No seu depoimento, Araújo foi várias vezes questionado por seus ataques à China, assim como os de Bolsonaro. Ao responder à senadora Mara Gabrilli (PSDB-SP) sobre seu artigo intitulado “Chegou o comunavírus”, no qual defendeu que a covid-19 era uma conspiração “globalista” para levar o mundo ao comunismo, o ex-chanceler afirmou que a “leitura” da parlamentar foi “incorreta”. “A leitura do meu artigo deixa claro que ( comunavírus) é uma designação que usei para falar do vírus ideológico que, segundo um autor marxista, se implanta na esteira do coronavírus e levaria à instalação de um comunismo global”, explicou. Segundo ele, o texto não é “absolutamente nenhuma ofensa à China”. Acrescentou: “jamais ofendi o embaixador chinês”.
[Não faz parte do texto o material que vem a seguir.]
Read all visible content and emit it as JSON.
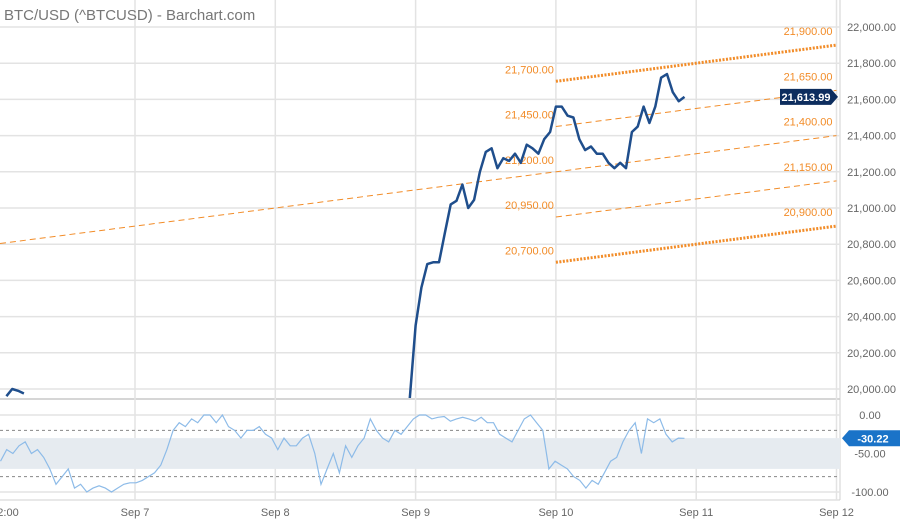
{
  "header": {
    "title": "BTC/USD (^BTCUSD) - Barchart.com"
  },
  "colors": {
    "price_line": "#1f4e8c",
    "indicator_line": "#8dbbe8",
    "channel": "#f28c28",
    "price_badge": "#0d2d5e",
    "indicator_badge": "#1a73c8",
    "band": "#e6ebf0",
    "grid": "#e3e3e3"
  },
  "chart_data": [
    {
      "type": "line",
      "pane": "price",
      "ylim": [
        19950,
        22100
      ],
      "y_ticks": [
        "20,000.00",
        "20,200.00",
        "20,400.00",
        "20,600.00",
        "20,800.00",
        "21,000.00",
        "21,200.00",
        "21,400.00",
        "21,600.00",
        "21,800.00",
        "22,000.00"
      ],
      "y_tick_values": [
        20000,
        20200,
        20400,
        20600,
        20800,
        21000,
        21200,
        21400,
        21600,
        21800,
        22000
      ],
      "x_ticks": [
        "2:00",
        "Sep 7",
        "Sep 8",
        "Sep 9",
        "Sep 10",
        "Sep 11",
        "Sep 12"
      ],
      "last_value_label": "21,613.99",
      "series": [
        {
          "start": "Sep 8 23:00",
          "end": "Sep 10 22:00",
          "values": [
            19950,
            20350,
            20560,
            20690,
            20700,
            20700,
            20860,
            21020,
            21040,
            21130,
            21000,
            21045,
            21200,
            21310,
            21330,
            21220,
            21275,
            21260,
            21300,
            21250,
            21350,
            21330,
            21300,
            21380,
            21420,
            21560,
            21560,
            21510,
            21500,
            21380,
            21320,
            21340,
            21300,
            21300,
            21250,
            21220,
            21250,
            21220,
            21420,
            21450,
            21560,
            21470,
            21560,
            21720,
            21740,
            21640,
            21590,
            21614
          ]
        },
        {
          "start": "Sep 6 02:00",
          "end": "Sep 6 05:00",
          "values": [
            19960,
            20000,
            19990,
            19975
          ]
        }
      ],
      "channel_lines": [
        {
          "style": "dashed",
          "start": "Sep 6 00:00",
          "end": "Sep 12 00:00",
          "from": 20800,
          "to": 21400,
          "label_start": "",
          "label_end": "21,400.00"
        },
        {
          "style": "dotted",
          "start": "Sep 10 00:00",
          "end": "Sep 12 00:00",
          "from": 21700,
          "to": 21900,
          "label_start": "21,700.00",
          "label_end": "21,900.00"
        },
        {
          "style": "dashed",
          "start": "Sep 10 00:00",
          "end": "Sep 12 00:00",
          "from": 21450,
          "to": 21650,
          "label_start": "21,450.00",
          "label_end": "21,650.00"
        },
        {
          "style": "none",
          "start": "Sep 10 00:00",
          "end": "Sep 12 00:00",
          "from": 21200,
          "to": 21400,
          "label_start": "21,200.00",
          "label_end": ""
        },
        {
          "style": "dashed",
          "start": "Sep 10 00:00",
          "end": "Sep 12 00:00",
          "from": 20950,
          "to": 21150,
          "label_start": "20,950.00",
          "label_end": "21,150.00"
        },
        {
          "style": "dotted",
          "start": "Sep 10 00:00",
          "end": "Sep 12 00:00",
          "from": 20700,
          "to": 20900,
          "label_start": "20,700.00",
          "label_end": "20,900.00"
        }
      ]
    },
    {
      "type": "line",
      "pane": "indicator",
      "ylim": [
        -100,
        0
      ],
      "y_ticks": [
        "0.00",
        "-50.00",
        "-100.00"
      ],
      "y_tick_values": [
        0,
        -50,
        -100
      ],
      "reference_lines": [
        -20,
        -80
      ],
      "band": [
        -30,
        -70
      ],
      "last_value_label": "-30.22",
      "series": [
        {
          "start": "Sep 6 01:00",
          "end": "Sep 10 22:00",
          "values": [
            -60,
            -45,
            -50,
            -40,
            -35,
            -50,
            -45,
            -55,
            -70,
            -90,
            -80,
            -70,
            -95,
            -90,
            -100,
            -95,
            -92,
            -95,
            -100,
            -95,
            -90,
            -88,
            -88,
            -85,
            -80,
            -75,
            -65,
            -45,
            -20,
            -10,
            -15,
            -5,
            -10,
            0,
            0,
            -10,
            0,
            -15,
            -20,
            -30,
            -20,
            -20,
            -15,
            -25,
            -30,
            -45,
            -30,
            -40,
            -40,
            -30,
            -25,
            -50,
            -90,
            -70,
            -50,
            -75,
            -40,
            -55,
            -40,
            -30,
            -5,
            -20,
            -30,
            -35,
            -20,
            -25,
            -15,
            -5,
            0,
            0,
            -5,
            -3,
            -2,
            -8,
            -5,
            -3,
            -5,
            -8,
            -3,
            -10,
            -10,
            -25,
            -30,
            -35,
            -20,
            -5,
            0,
            -10,
            -20,
            -70,
            -60,
            -65,
            -70,
            -80,
            -85,
            -95,
            -85,
            -90,
            -75,
            -60,
            -55,
            -35,
            -20,
            -10,
            -50,
            -5,
            -10,
            -5,
            -25,
            -35,
            -30,
            -30.22
          ]
        }
      ]
    }
  ]
}
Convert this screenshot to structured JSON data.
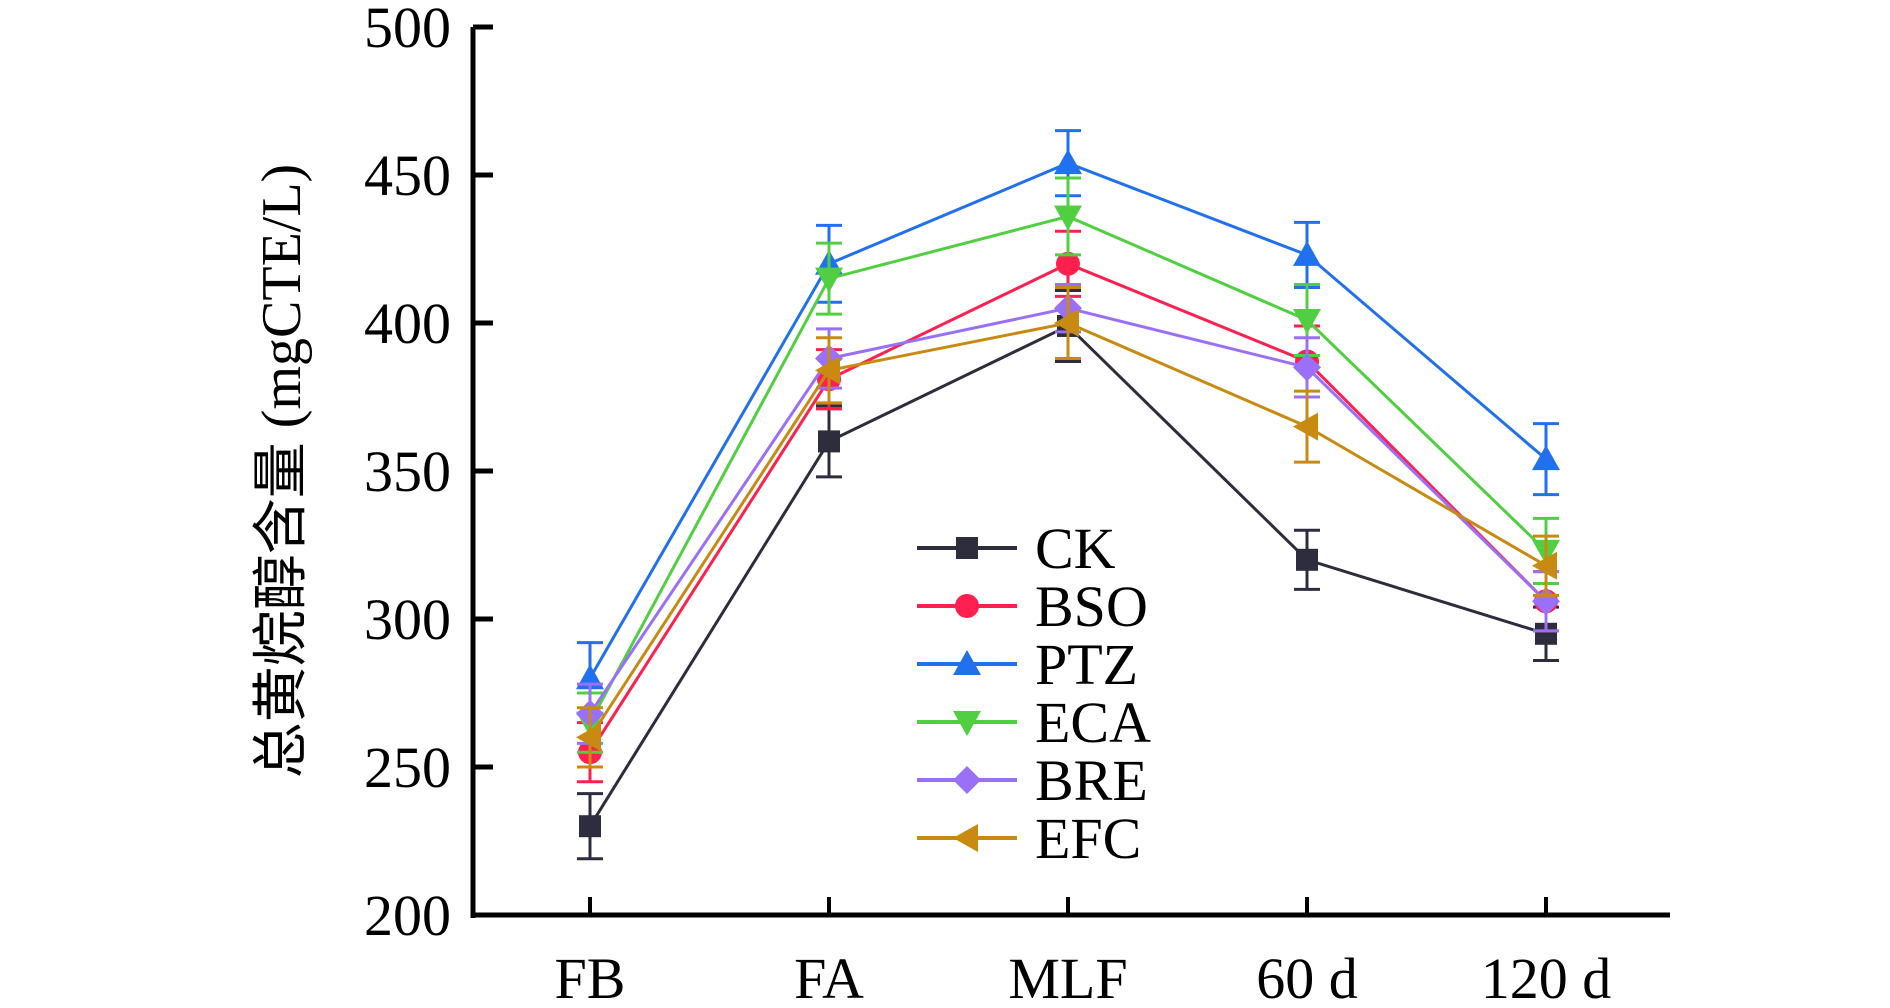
{
  "chart_data": {
    "type": "line",
    "title": "",
    "xlabel": "",
    "ylabel": "总黄烷醇含量 (mgCTE/L)",
    "categories": [
      "FB",
      "FA",
      "MLF",
      "60 d",
      "120 d"
    ],
    "ylim": [
      200,
      500
    ],
    "yticks": [
      200,
      250,
      300,
      350,
      400,
      450,
      500
    ],
    "grid": false,
    "legend_position": "center",
    "series": [
      {
        "name": "CK",
        "color": "#2e2d3d",
        "marker": "square",
        "values": [
          230,
          360,
          399,
          320,
          295
        ],
        "errors": [
          11,
          12,
          12,
          10,
          9
        ]
      },
      {
        "name": "BSO",
        "color": "#ff2050",
        "marker": "circle",
        "values": [
          255,
          381,
          420,
          387,
          306
        ],
        "errors": [
          10,
          10,
          11,
          12,
          10
        ]
      },
      {
        "name": "PTZ",
        "color": "#2070f0",
        "marker": "triangle-up",
        "values": [
          280,
          420,
          454,
          423,
          354
        ],
        "errors": [
          12,
          13,
          11,
          11,
          12
        ]
      },
      {
        "name": "ECA",
        "color": "#50d040",
        "marker": "triangle-down",
        "values": [
          265,
          415,
          436,
          401,
          323
        ],
        "errors": [
          10,
          12,
          13,
          12,
          11
        ]
      },
      {
        "name": "BRE",
        "color": "#9a70f8",
        "marker": "diamond",
        "values": [
          268,
          388,
          405,
          385,
          306
        ],
        "errors": [
          10,
          10,
          8,
          10,
          10
        ]
      },
      {
        "name": "EFC",
        "color": "#c88a10",
        "marker": "triangle-left",
        "values": [
          260,
          384,
          400,
          365,
          318
        ],
        "errors": [
          10,
          11,
          12,
          12,
          10
        ]
      }
    ]
  }
}
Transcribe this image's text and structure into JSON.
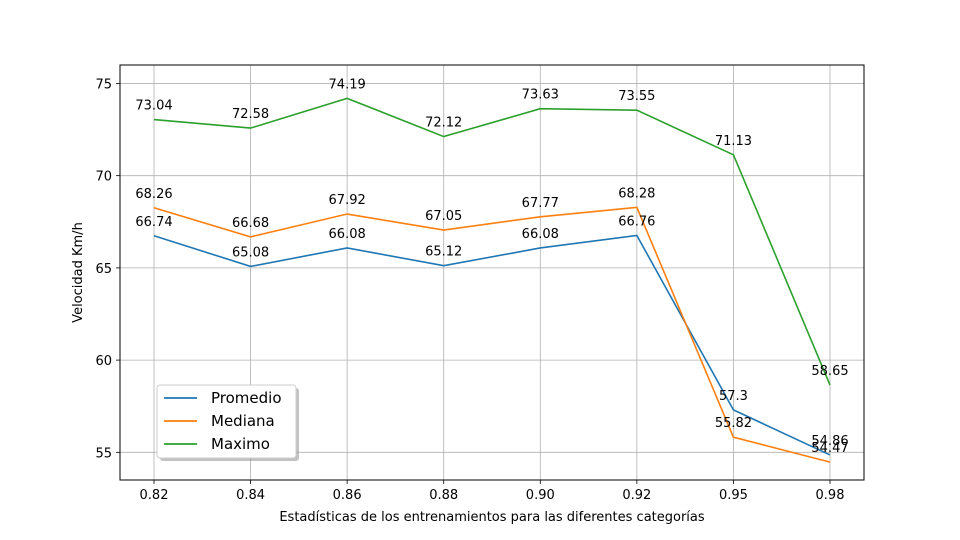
{
  "chart_data": {
    "type": "line",
    "categories": [
      "0.82",
      "0.84",
      "0.86",
      "0.88",
      "0.90",
      "0.92",
      "0.95",
      "0.98"
    ],
    "xlabel": "Estadísticas de los entrenamientos para las diferentes categorías",
    "ylabel": "Velocidad Km/h",
    "ylim": [
      53.5,
      76
    ],
    "yticks": [
      55,
      60,
      65,
      70,
      75
    ],
    "grid": true,
    "legend_position": "lower-left",
    "series": [
      {
        "name": "Promedio",
        "color": "#1f77b4",
        "values": [
          66.74,
          65.08,
          66.08,
          65.12,
          66.08,
          66.76,
          57.3,
          54.86
        ],
        "labels": [
          "66.74",
          "65.08",
          "66.08",
          "65.12",
          "66.08",
          "66.76",
          "57.3",
          "54.86"
        ]
      },
      {
        "name": "Mediana",
        "color": "#ff7f0e",
        "values": [
          68.26,
          66.68,
          67.92,
          67.05,
          67.77,
          68.28,
          55.82,
          54.47
        ],
        "labels": [
          "68.26",
          "66.68",
          "67.92",
          "67.05",
          "67.77",
          "68.28",
          "55.82",
          "54.47"
        ]
      },
      {
        "name": "Maximo",
        "color": "#2ca02c",
        "values": [
          73.04,
          72.58,
          74.19,
          72.12,
          73.63,
          73.55,
          71.13,
          58.65
        ],
        "labels": [
          "73.04",
          "72.58",
          "74.19",
          "72.12",
          "73.63",
          "73.55",
          "71.13",
          "58.65"
        ]
      }
    ]
  }
}
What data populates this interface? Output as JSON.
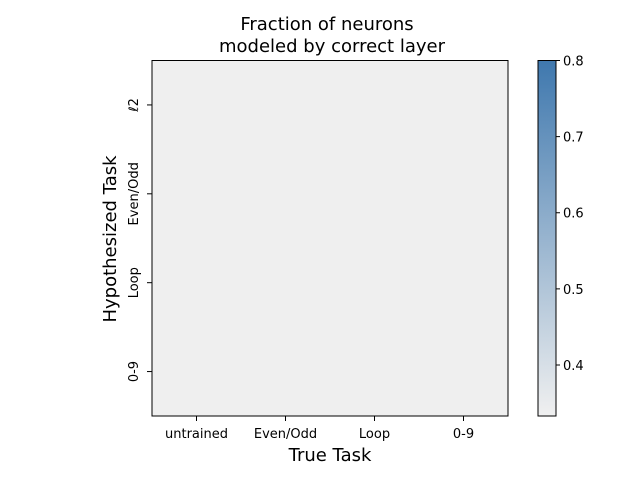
{
  "chart_data": {
    "type": "heatmap",
    "title_line1": "Fraction of neurons",
    "title_line2": "modeled by correct layer",
    "xlabel": "True Task",
    "ylabel": "Hypothesized Task",
    "x_categories": [
      "untrained",
      "Even/Odd",
      "Loop",
      "0-9"
    ],
    "y_categories": [
      "ℓ2",
      "Even/Odd",
      "Loop",
      "0-9"
    ],
    "cell_color": "#efefef",
    "colorbar": {
      "min": 0.333,
      "max": 0.8,
      "ticks": [
        "0.4",
        "0.5",
        "0.6",
        "0.7",
        "0.8"
      ],
      "tick_values": [
        0.4,
        0.5,
        0.6,
        0.7,
        0.8
      ],
      "color_low": "#f0f0f0",
      "color_high": "#3f78ae"
    }
  }
}
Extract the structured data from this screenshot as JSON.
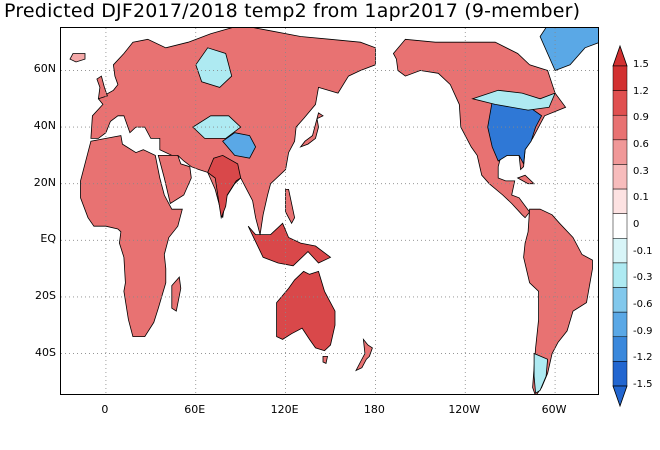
{
  "title": "Predicted DJF2017/2018 temp2 from 1apr2017 (9-member)",
  "y_axis": {
    "labels": [
      {
        "text": "60N",
        "lat": 60
      },
      {
        "text": "40N",
        "lat": 40
      },
      {
        "text": "20N",
        "lat": 20
      },
      {
        "text": "EQ",
        "lat": 0
      },
      {
        "text": "20S",
        "lat": -20
      },
      {
        "text": "40S",
        "lat": -40
      }
    ]
  },
  "x_axis": {
    "labels": [
      {
        "text": "0",
        "lon": 0
      },
      {
        "text": "60E",
        "lon": 60
      },
      {
        "text": "120E",
        "lon": 120
      },
      {
        "text": "180",
        "lon": 180
      },
      {
        "text": "120W",
        "lon": 240
      },
      {
        "text": "60W",
        "lon": 300
      }
    ]
  },
  "colorbar": {
    "labels": [
      "1.5",
      "1.2",
      "0.9",
      "0.6",
      "0.3",
      "0.1",
      "0",
      "-0.1",
      "-0.3",
      "-0.6",
      "-0.9",
      "-1.2",
      "-1.5"
    ],
    "colors": [
      "#d23030",
      "#e05050",
      "#e87272",
      "#f09898",
      "#f7bcbc",
      "#fde2e2",
      "#ffffff",
      "#d8f5f8",
      "#aeeaf2",
      "#82c8ec",
      "#5aa8e6",
      "#3a88dc",
      "#2266d0"
    ]
  },
  "map": {
    "lon_range": [
      -30,
      330
    ],
    "lat_range": [
      -55,
      75
    ],
    "gridlines": "dotted",
    "ocean_color": "#ffffff",
    "land_colors": {
      "warm_strong": "#d9484a",
      "warm": "#e87272",
      "warm_light": "#f4a8a8",
      "neutral": "#ffffff",
      "cool_light": "#aeeaf2",
      "cool": "#5aa8e6",
      "cool_strong": "#2f78d6"
    },
    "border_color": "#000000"
  }
}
Em março de 2020, o deputado federal Eduardo Bolsonaro (PSL-SP) culpou a China pela pandemia em post no Twitter. O embaixador chinês no Brasil, Yang Wanming, exigiu desculpas e repudiou “veementemente” o post. Araújo  saiu em defesa do filho do presidente, pedindo retratação do diplomata chinês e classificando-a de “inaceitável” e “desproporcional”.

Pazuello

Segundo Renan Calheiros, Ernesto Araújo complicou a situação de Eduardo Pazuello na CPI da Covid, ao atribuir vários problemas do combate à pandemia no Brasil ao ex-ministro da Saúde. O movimento pela cloroquina foi um deles. Questionado por que o país aderiu à Covax Facility (iniciativa coordenada pela iniciativa da OMS) optando por doses apenas para 10% da população, e não 50%, como foi oferecido, disse que a opção foi do Ministério da Saúde. “Pazuello está sendo entregue, é um bode expiatório”, disse Randolfe  Rodrigues. De acordo com o senador, a chance do ex-ministro e general é falar a verdade. Ele conseguiu um habeas corpus parcial no Supremo Tribunal Federal que o autoriza a não falar contra si mesmo.